Bargain Alert: Lululemon Shares Could Be About To Hit Rally Mode

It’s been a tough year for shares of Lululemon Athletica Inc. (NASDAQ: LULU); there’s no getting around it. While the rest of the equity market has been enjoying a broad and diverse rally back towards highs, the athleisure company has been struggling to gain any momentum since its bombshell earnings last quarter. 

As a sign of just how quickly the stock can rally when it wants to, we saw Lululemon shares gain more than 40% in the final 2 months of last year as a risk-on sentiment swept across the market. But perhaps a muted start in January, where the divergence from the rest of the market really started, was a sign of what was coming. 

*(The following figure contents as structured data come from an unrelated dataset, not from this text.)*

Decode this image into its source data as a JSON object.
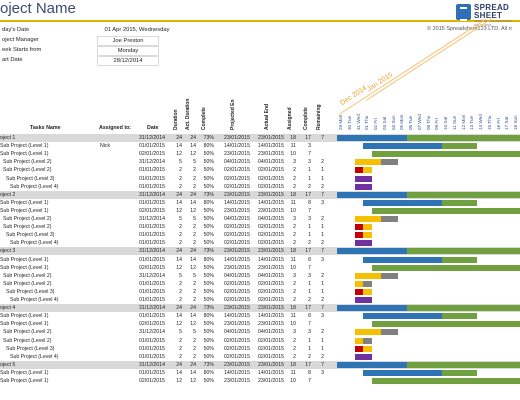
{
  "header": {
    "title": "oject Name",
    "logo_line1": "SPREAD",
    "logo_line2": "SHEET",
    "logo_line3": "TEMPLATES & ADVANCED SOLUTIONS",
    "copyright": "© 2015 Spreadsheet123 LTD. All ri"
  },
  "info": [
    {
      "label": "day's Date",
      "value": "01 Apr 2015, Wednesday"
    },
    {
      "label": "oject Manager",
      "value": "Joe Preston"
    },
    {
      "label": "eek Starts from",
      "value": "Monday"
    },
    {
      "label": "art Date",
      "value": "28/12/2014"
    }
  ],
  "columns": {
    "task": "Tasks Name",
    "assigned_to": "Assigned to:",
    "date": "Date",
    "duration": "Duration",
    "act_duration": "Act. Duration",
    "complete": "Complete",
    "projected_end": "Projected En",
    "actual_end": "Actual End",
    "assigned": "Assigned",
    "completed": "Complete",
    "remaining": "Remaining"
  },
  "timeline": {
    "months": [
      "Dec 2014",
      "Jan 2015"
    ],
    "days": [
      "29 Mon",
      "30 Tue",
      "31 Wed",
      "01 Thu",
      "02 Fri",
      "03 Sat",
      "04 Sun",
      "05 Mon",
      "06 Tue",
      "07 Wed",
      "08 Thu",
      "09 Fri",
      "10 Sat",
      "11 Sun",
      "12 Mon",
      "13 Tue",
      "14 Wed",
      "15 Thu",
      "16 Fri",
      "17 Sat",
      "18 Sun"
    ],
    "colors": {
      "blue": "#2e74b5",
      "green": "#70a040",
      "yellow": "#f6c000",
      "red": "#c00000",
      "purple": "#7030a0",
      "grey": "#808080"
    }
  },
  "rows": [
    {
      "kind": "proj",
      "task": "oject 1",
      "assigned": "",
      "date": "31/12/2014",
      "dur": "24",
      "act": "24",
      "pct": "73%",
      "pend": "23/01/2015",
      "aend": "23/01/2015",
      "as": "18",
      "co": "17",
      "re": "7",
      "bars": [
        [
          0,
          8,
          "blue"
        ],
        [
          8,
          21,
          "green"
        ]
      ]
    },
    {
      "kind": "sub",
      "task": "Sub Project (Level 1)",
      "assigned": "Nick",
      "date": "01/01/2015",
      "dur": "14",
      "act": "14",
      "pct": "80%",
      "pend": "14/01/2015",
      "aend": "14/01/2015",
      "as": "11",
      "co": "3",
      "re": "",
      "bars": [
        [
          3,
          12,
          "blue"
        ],
        [
          12,
          16,
          "green"
        ]
      ]
    },
    {
      "kind": "sub",
      "task": "Sub Project (Level 1)",
      "assigned": "",
      "date": "02/01/2015",
      "dur": "12",
      "act": "12",
      "pct": "50%",
      "pend": "23/01/2015",
      "aend": "23/01/2015",
      "as": "10",
      "co": "7",
      "re": "",
      "bars": [
        [
          4,
          8,
          "green"
        ],
        [
          8,
          21,
          "green"
        ]
      ]
    },
    {
      "kind": "sub",
      "task": "Sub Project (Level 2)",
      "assigned": "",
      "date": "31/12/2014",
      "dur": "5",
      "act": "5",
      "pct": "50%",
      "pend": "04/01/2015",
      "aend": "04/01/2015",
      "as": "3",
      "co": "3",
      "re": "2",
      "bars": [
        [
          2,
          5,
          "yellow"
        ],
        [
          5,
          7,
          "grey"
        ]
      ]
    },
    {
      "kind": "sub",
      "task": "Sub Project (Level 2)",
      "assigned": "",
      "date": "01/01/2015",
      "dur": "2",
      "act": "2",
      "pct": "50%",
      "pend": "02/01/2015",
      "aend": "02/01/2015",
      "as": "2",
      "co": "1",
      "re": "1",
      "bars": [
        [
          2,
          3,
          "red"
        ],
        [
          3,
          4,
          "yellow"
        ]
      ]
    },
    {
      "kind": "sub",
      "task": "Sub Project (Level 3)",
      "assigned": "",
      "date": "01/01/2015",
      "dur": "2",
      "act": "2",
      "pct": "50%",
      "pend": "02/01/2015",
      "aend": "02/01/2015",
      "as": "2",
      "co": "1",
      "re": "1",
      "bars": [
        [
          2,
          4,
          "purple"
        ]
      ]
    },
    {
      "kind": "sub",
      "task": "Sub Project (Level 4)",
      "assigned": "",
      "date": "01/01/2015",
      "dur": "2",
      "act": "2",
      "pct": "50%",
      "pend": "02/01/2015",
      "aend": "02/01/2015",
      "as": "2",
      "co": "2",
      "re": "2",
      "bars": [
        [
          2,
          4,
          "purple"
        ]
      ]
    },
    {
      "kind": "proj",
      "task": "oject 2",
      "assigned": "",
      "date": "31/12/2014",
      "dur": "24",
      "act": "24",
      "pct": "73%",
      "pend": "23/01/2015",
      "aend": "23/01/2015",
      "as": "18",
      "co": "17",
      "re": "7",
      "bars": [
        [
          0,
          8,
          "blue"
        ],
        [
          8,
          21,
          "green"
        ]
      ]
    },
    {
      "kind": "sub",
      "task": "Sub Project (Level 1)",
      "assigned": "",
      "date": "01/01/2015",
      "dur": "14",
      "act": "14",
      "pct": "80%",
      "pend": "14/01/2015",
      "aend": "14/01/2015",
      "as": "11",
      "co": "8",
      "re": "3",
      "bars": [
        [
          3,
          12,
          "blue"
        ],
        [
          12,
          16,
          "green"
        ]
      ]
    },
    {
      "kind": "sub",
      "task": "Sub Project (Level 1)",
      "assigned": "",
      "date": "02/01/2015",
      "dur": "12",
      "act": "12",
      "pct": "50%",
      "pend": "23/01/2015",
      "aend": "23/01/2015",
      "as": "10",
      "co": "7",
      "re": "",
      "bars": [
        [
          4,
          8,
          "green"
        ],
        [
          8,
          21,
          "green"
        ]
      ]
    },
    {
      "kind": "sub",
      "task": "Sub Project (Level 2)",
      "assigned": "",
      "date": "31/12/2014",
      "dur": "5",
      "act": "5",
      "pct": "50%",
      "pend": "04/01/2015",
      "aend": "04/01/2015",
      "as": "3",
      "co": "3",
      "re": "2",
      "bars": [
        [
          2,
          5,
          "yellow"
        ],
        [
          5,
          7,
          "grey"
        ]
      ]
    },
    {
      "kind": "sub",
      "task": "Sub Project (Level 2)",
      "assigned": "",
      "date": "01/01/2015",
      "dur": "2",
      "act": "2",
      "pct": "50%",
      "pend": "02/01/2015",
      "aend": "02/01/2015",
      "as": "2",
      "co": "1",
      "re": "1",
      "bars": [
        [
          2,
          3,
          "red"
        ],
        [
          3,
          4,
          "yellow"
        ]
      ]
    },
    {
      "kind": "sub",
      "task": "Sub Project (Level 3)",
      "assigned": "",
      "date": "01/01/2015",
      "dur": "2",
      "act": "2",
      "pct": "50%",
      "pend": "02/01/2015",
      "aend": "02/01/2015",
      "as": "2",
      "co": "1",
      "re": "1",
      "bars": [
        [
          2,
          3,
          "red"
        ],
        [
          3,
          4,
          "yellow"
        ]
      ]
    },
    {
      "kind": "sub",
      "task": "Sub Project (Level 4)",
      "assigned": "",
      "date": "01/01/2015",
      "dur": "2",
      "act": "2",
      "pct": "50%",
      "pend": "02/01/2015",
      "aend": "02/01/2015",
      "as": "2",
      "co": "2",
      "re": "2",
      "bars": [
        [
          2,
          4,
          "purple"
        ]
      ]
    },
    {
      "kind": "proj",
      "task": "oject 3",
      "assigned": "",
      "date": "31/12/2014",
      "dur": "24",
      "act": "24",
      "pct": "73%",
      "pend": "23/01/2015",
      "aend": "23/01/2015",
      "as": "18",
      "co": "17",
      "re": "7",
      "bars": [
        [
          0,
          8,
          "blue"
        ],
        [
          8,
          21,
          "green"
        ]
      ]
    },
    {
      "kind": "sub",
      "task": "Sub Project (Level 1)",
      "assigned": "",
      "date": "01/01/2015",
      "dur": "14",
      "act": "14",
      "pct": "80%",
      "pend": "14/01/2015",
      "aend": "14/01/2015",
      "as": "11",
      "co": "8",
      "re": "3",
      "bars": [
        [
          3,
          12,
          "blue"
        ],
        [
          12,
          16,
          "green"
        ]
      ]
    },
    {
      "kind": "sub",
      "task": "Sub Project (Level 1)",
      "assigned": "",
      "date": "02/01/2015",
      "dur": "12",
      "act": "12",
      "pct": "50%",
      "pend": "23/01/2015",
      "aend": "23/01/2015",
      "as": "10",
      "co": "7",
      "re": "",
      "bars": [
        [
          4,
          8,
          "green"
        ],
        [
          8,
          21,
          "green"
        ]
      ]
    },
    {
      "kind": "sub",
      "task": "Sub Project (Level 2)",
      "assigned": "",
      "date": "31/12/2014",
      "dur": "5",
      "act": "5",
      "pct": "50%",
      "pend": "04/01/2015",
      "aend": "04/01/2015",
      "as": "3",
      "co": "3",
      "re": "2",
      "bars": [
        [
          2,
          5,
          "yellow"
        ],
        [
          5,
          7,
          "grey"
        ]
      ]
    },
    {
      "kind": "sub",
      "task": "Sub Project (Level 2)",
      "assigned": "",
      "date": "01/01/2015",
      "dur": "2",
      "act": "2",
      "pct": "50%",
      "pend": "02/01/2015",
      "aend": "02/01/2015",
      "as": "2",
      "co": "1",
      "re": "1",
      "bars": [
        [
          2,
          3,
          "yellow"
        ],
        [
          3,
          4,
          "grey"
        ]
      ]
    },
    {
      "kind": "sub",
      "task": "Sub Project (Level 3)",
      "assigned": "",
      "date": "01/01/2015",
      "dur": "2",
      "act": "2",
      "pct": "50%",
      "pend": "02/01/2015",
      "aend": "02/01/2015",
      "as": "2",
      "co": "1",
      "re": "1",
      "bars": [
        [
          2,
          3,
          "red"
        ],
        [
          3,
          4,
          "yellow"
        ]
      ]
    },
    {
      "kind": "sub",
      "task": "Sub Project (Level 4)",
      "assigned": "",
      "date": "01/01/2015",
      "dur": "2",
      "act": "2",
      "pct": "50%",
      "pend": "02/01/2015",
      "aend": "02/01/2015",
      "as": "2",
      "co": "2",
      "re": "2",
      "bars": [
        [
          2,
          4,
          "purple"
        ]
      ]
    },
    {
      "kind": "proj",
      "task": "oject 4",
      "assigned": "",
      "date": "31/12/2014",
      "dur": "24",
      "act": "24",
      "pct": "73%",
      "pend": "23/01/2015",
      "aend": "23/01/2015",
      "as": "18",
      "co": "17",
      "re": "7",
      "bars": [
        [
          0,
          8,
          "blue"
        ],
        [
          8,
          21,
          "green"
        ]
      ]
    },
    {
      "kind": "sub",
      "task": "Sub Project (Level 1)",
      "assigned": "",
      "date": "01/01/2015",
      "dur": "14",
      "act": "14",
      "pct": "80%",
      "pend": "14/01/2015",
      "aend": "14/01/2015",
      "as": "11",
      "co": "8",
      "re": "3",
      "bars": [
        [
          3,
          12,
          "blue"
        ],
        [
          12,
          16,
          "green"
        ]
      ]
    },
    {
      "kind": "sub",
      "task": "Sub Project (Level 1)",
      "assigned": "",
      "date": "02/01/2015",
      "dur": "12",
      "act": "12",
      "pct": "50%",
      "pend": "23/01/2015",
      "aend": "23/01/2015",
      "as": "10",
      "co": "7",
      "re": "",
      "bars": [
        [
          4,
          8,
          "green"
        ],
        [
          8,
          21,
          "green"
        ]
      ]
    },
    {
      "kind": "sub",
      "task": "Sub Project (Level 2)",
      "assigned": "",
      "date": "31/12/2014",
      "dur": "5",
      "act": "5",
      "pct": "50%",
      "pend": "04/01/2015",
      "aend": "04/01/2015",
      "as": "3",
      "co": "3",
      "re": "2",
      "bars": [
        [
          2,
          5,
          "yellow"
        ],
        [
          5,
          7,
          "grey"
        ]
      ]
    },
    {
      "kind": "sub",
      "task": "Sub Project (Level 2)",
      "assigned": "",
      "date": "01/01/2015",
      "dur": "2",
      "act": "2",
      "pct": "50%",
      "pend": "02/01/2015",
      "aend": "02/01/2015",
      "as": "2",
      "co": "1",
      "re": "1",
      "bars": [
        [
          2,
          3,
          "yellow"
        ],
        [
          3,
          4,
          "grey"
        ]
      ]
    },
    {
      "kind": "sub",
      "task": "Sub Project (Level 3)",
      "assigned": "",
      "date": "01/01/2015",
      "dur": "2",
      "act": "2",
      "pct": "50%",
      "pend": "02/01/2015",
      "aend": "02/01/2015",
      "as": "2",
      "co": "1",
      "re": "1",
      "bars": [
        [
          2,
          3,
          "red"
        ],
        [
          3,
          4,
          "yellow"
        ]
      ]
    },
    {
      "kind": "sub",
      "task": "Sub Project (Level 4)",
      "assigned": "",
      "date": "01/01/2015",
      "dur": "2",
      "act": "2",
      "pct": "50%",
      "pend": "02/01/2015",
      "aend": "02/01/2015",
      "as": "2",
      "co": "2",
      "re": "2",
      "bars": [
        [
          2,
          4,
          "purple"
        ]
      ]
    },
    {
      "kind": "proj",
      "task": "oject 5",
      "assigned": "",
      "date": "31/12/2014",
      "dur": "24",
      "act": "24",
      "pct": "73%",
      "pend": "23/01/2015",
      "aend": "23/01/2015",
      "as": "18",
      "co": "17",
      "re": "7",
      "bars": [
        [
          0,
          8,
          "blue"
        ],
        [
          8,
          21,
          "green"
        ]
      ]
    },
    {
      "kind": "sub",
      "task": "Sub Project (Level 1)",
      "assigned": "",
      "date": "01/01/2015",
      "dur": "14",
      "act": "14",
      "pct": "80%",
      "pend": "14/01/2015",
      "aend": "14/01/2015",
      "as": "11",
      "co": "8",
      "re": "3",
      "bars": [
        [
          3,
          12,
          "blue"
        ],
        [
          12,
          16,
          "green"
        ]
      ]
    },
    {
      "kind": "sub",
      "task": "Sub Project (Level 1)",
      "assigned": "",
      "date": "02/01/2015",
      "dur": "12",
      "act": "12",
      "pct": "50%",
      "pend": "23/01/2015",
      "aend": "23/01/2015",
      "as": "10",
      "co": "7",
      "re": "",
      "bars": [
        [
          4,
          8,
          "green"
        ],
        [
          8,
          21,
          "green"
        ]
      ]
    }
  ]
}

Recent Decline for Lululemon 

Late March saw the company report its Q4 earnings, but a beat on both headline numbers was nowhere near enough to make up for the dire profit warnings from management. The fact that it was a similar situation for Nike Inc (NYSE: NKE), arguably their closest competitor, didn’t help when it came to the damage to the stock, and an immediate 20% drop has turned into a 30% since then. 

You know you’ve messed up when some analysts, like Randal Konik from Jefferies, ask if “Lululemon headed for the same fate as Under Armour?”. But that’s where we are today as we head into the back half of May, with the benchmark S&P 500 index notching a record high in Thursday’s session, making things worse for Lululemon investors. 

Getting Involved in Lululemon 

But there could be an interesting opening opportunity for those on the sidelines who have avoided getting caught in this year’s downturn. Having sunk almost 35% since its last December peak, and with the stock back trading at 2020 levels, the question has to be asked if the Lululemon selloff has become overdone. 

There are several reasons to think so. Consider, for starters, the stock’s relative strength index (RSI). Based on recent trading history, the RSI is a popular tool for getting a quick sense of how overbought or oversold a stock. With it currently reading 34, having been down below 20 last month, the stock is clearly verging on extremely oversold levels. 

Several analysts have also been screaming that the stock is still a solid Buy, with a huge upside potential that’s only getting bigger as the downturn continues. For example, Oppenheimer reiterated their Outperform rating on Lululemon shares last month and said it was still their top pick in the athleisure space. This was based on what they called the “underlying growth and expansion potential for the brand” and an increasingly attractive valuation, largely thanks to the stock’s drop. 

With a price-to-earnings (PE) ratio of just 27 right now, this is the most attractively valued, on that key metric at least, Lululemon has been since 2017. It’s a far cry from the PE of 80 the stock had in 2020 or even 50 towards the end of last year. 

Last month also saw an Outperform rating on the part of Robert Baird, who while trimming their price target still had it at an attractive $505. From the $338 that shares closed at on Thursday, that’s pointing to an upside of some 50% from current levels. 

Final Considerations

Beyond these two updates last month, the team at BTIG Research took a similar bullish stance last week. They initiated their coverage of Lululemon with a Buy rating and a $425 price target. While lower than Baird’s, this suggests an upside of 25%. 

Investors should expect shares to hold their ground around the $330 mark, where the bears ran out of steam last month. If Lululemon can consolidate there ahead of its Q2 earnings at the end of the month, things could get interesting quickly.